BACKGROUND IMAGE: iSTOCK/GETTY IMAGES
In the webcast transcript below, Nemertes Research CEO Johna Till Johnson addressed threat intelligence tools -- what they do, why organizations need them, who makes them and where they are headed. Jot down some vendor names and read how threat intelligence tools could help improve enterprise security.
Threat, compliance and risk networks provide a range of data services. Right now, they're mostly based on particular vendors' boxes and appliances. So, the architecture is essentially: If you've got our appliance in your network, we are gathering information from that appliance and using that information, suitably anonymized, to inform you of a threat. That's really what's going on.
And again, the difference between a vulnerability, a threat and an attack: A vulnerability is you've got a weakness that could be exploited, but as far as we know, nobody is planning to exploit it. A threat is, 'Ah, we do know that someone is planning to exploit that vulnerability in companies like yours, and possibly yours.' And an attack is, 'They're doing it right now. The burglar is entering the house.' So, that's the difference.
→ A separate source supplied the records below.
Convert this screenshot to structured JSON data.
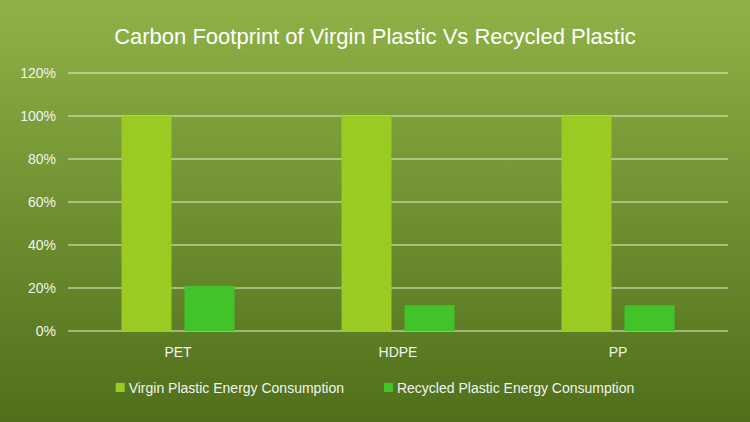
{
  "chart_data": {
    "type": "bar",
    "title": "Carbon Footprint of Virgin Plastic Vs Recycled Plastic",
    "categories": [
      "PET",
      "HDPE",
      "PP"
    ],
    "series": [
      {
        "name": "Virgin Plastic Energy Consumption",
        "color": "#9acb23",
        "values": [
          100,
          100,
          100
        ]
      },
      {
        "name": "Recycled Plastic Energy Consumption",
        "color": "#41c42a",
        "values": [
          21,
          12,
          12
        ]
      }
    ],
    "ylim": [
      0,
      120
    ],
    "yticks": [
      {
        "value": 0,
        "label": "0%"
      },
      {
        "value": 20,
        "label": "20%"
      },
      {
        "value": 40,
        "label": "40%"
      },
      {
        "value": 60,
        "label": "60%"
      },
      {
        "value": 80,
        "label": "80%"
      },
      {
        "value": 100,
        "label": "100%"
      },
      {
        "value": 120,
        "label": "120%"
      }
    ],
    "grid": true,
    "legend": "bottom"
  }
}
There are two really interesting things that are happening here with the threat, compliance and risk networks. The first one is there's a series of specs that have been developed over the past couple of years that ... in June [2015 were] handed over to OASIS, which just launched the CTI Committee, which I think is Cyber Threat Intelligence, and these standards are TAXII, STIX and CybOX. What they do is allow organizations to safely share suitably anonymized information about threats so that you can benefit from what's going on with your neighbors.
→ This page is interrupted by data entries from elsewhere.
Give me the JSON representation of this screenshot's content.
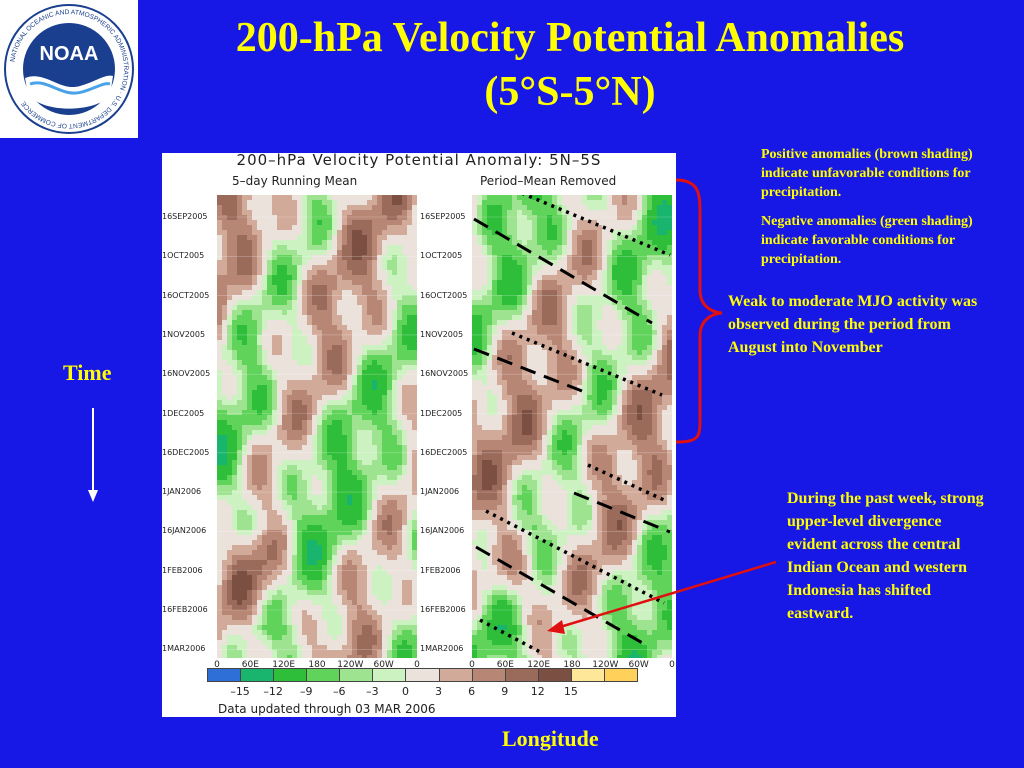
{
  "title": {
    "line1": "200-hPa Velocity Potential Anomalies",
    "line2": "(5°S-5°N)"
  },
  "logo": {
    "center_text": "NOAA",
    "ring_text": "NATIONAL OCEANIC AND ATMOSPHERIC ADMINISTRATION · U.S. DEPARTMENT OF COMMERCE"
  },
  "figure": {
    "title": "200–hPa Velocity Potential Anomaly: 5N–5S",
    "left_subtitle": "5–day Running Mean",
    "right_subtitle": "Period–Mean Removed",
    "date_ticks": [
      "16SEP2005",
      "1OCT2005",
      "16OCT2005",
      "1NOV2005",
      "16NOV2005",
      "1DEC2005",
      "16DEC2005",
      "1JAN2006",
      "16JAN2006",
      "1FEB2006",
      "16FEB2006",
      "1MAR2006"
    ],
    "lon_ticks": [
      "0",
      "60E",
      "120E",
      "180",
      "120W",
      "60W",
      "0"
    ],
    "colorbar_labels": [
      "–15",
      "–12",
      "–9",
      "–6",
      "–3",
      "0",
      "3",
      "6",
      "9",
      "12",
      "15"
    ],
    "colorbar_colors": [
      "#2d6fd6",
      "#19b46e",
      "#2fbe3a",
      "#5fd35a",
      "#9ee38f",
      "#cdf2c2",
      "#ece2dc",
      "#d2aa9a",
      "#b78674",
      "#9a6a5a",
      "#7b4f42",
      "#ffe79a",
      "#ffd15a"
    ],
    "footer": "Data updated through 03 MAR 2006"
  },
  "notes": {
    "positive": "Positive anomalies (brown shading) indicate unfavorable conditions for precipitation.",
    "negative": "Negative anomalies (green shading) indicate favorable conditions for precipitation.",
    "mjo": "Weak to moderate MJO activity was observed during the period  from August into November",
    "past_week": "During the past week, strong upper-level divergence evident across the central Indian Ocean and western Indonesia has shifted eastward."
  },
  "axes": {
    "y_label": "Time",
    "x_label": "Longitude"
  },
  "colors": {
    "background": "#1717e6",
    "title": "#ffff00",
    "brace": "#e01010",
    "arrow": "#e01010"
  }
}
The reason this can be valuable is if you know that companies in your vertical industry are being targeted with an attack of a certain type, you can actually protect against that. We start moving from just responsive to actually being proactive and anticipatory, so that you can protect against something before it happens, not while it's happening.
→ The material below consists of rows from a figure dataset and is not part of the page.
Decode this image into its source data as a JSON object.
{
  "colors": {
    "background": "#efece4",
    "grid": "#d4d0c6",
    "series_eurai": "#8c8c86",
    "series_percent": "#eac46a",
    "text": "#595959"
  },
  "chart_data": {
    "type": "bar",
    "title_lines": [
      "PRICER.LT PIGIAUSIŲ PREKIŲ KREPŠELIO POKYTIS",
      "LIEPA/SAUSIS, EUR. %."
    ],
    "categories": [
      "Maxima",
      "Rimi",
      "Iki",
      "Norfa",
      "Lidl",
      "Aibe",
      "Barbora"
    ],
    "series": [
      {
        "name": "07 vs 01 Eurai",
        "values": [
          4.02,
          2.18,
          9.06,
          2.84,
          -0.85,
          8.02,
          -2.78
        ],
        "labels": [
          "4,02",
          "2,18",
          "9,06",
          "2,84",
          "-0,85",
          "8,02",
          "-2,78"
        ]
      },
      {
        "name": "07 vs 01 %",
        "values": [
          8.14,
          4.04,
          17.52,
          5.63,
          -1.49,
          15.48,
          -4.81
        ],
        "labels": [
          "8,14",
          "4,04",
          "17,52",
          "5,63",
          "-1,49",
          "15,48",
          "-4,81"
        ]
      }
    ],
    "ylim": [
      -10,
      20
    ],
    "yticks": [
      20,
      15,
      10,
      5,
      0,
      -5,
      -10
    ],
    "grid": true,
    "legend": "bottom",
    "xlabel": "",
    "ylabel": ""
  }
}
The second thing that's really interesting here is you're starting to see the emergence of actual clearinghouses for these. The first one is a company called Soltra, which is I believe a subsidiary of DTCC. When I say I believe it's a subsidiary, I know DTCC is one of the founding partners of it. It is actually a financial services-focused entity that uses the standards TAXII, STIX and CybOX to instantiate a threat-sharing network for financial services firms using the same model that DTCC uses for financial services firms.
So, if you're in the financial services industry and you haven't heard of this before, go look it up. Very interesting stuff. Because the financial services industry has, of course, pioneered clearinghouses, as you know very well, so it might be interesting to see where they're headed. Other vertical industries could conceivably do something like that.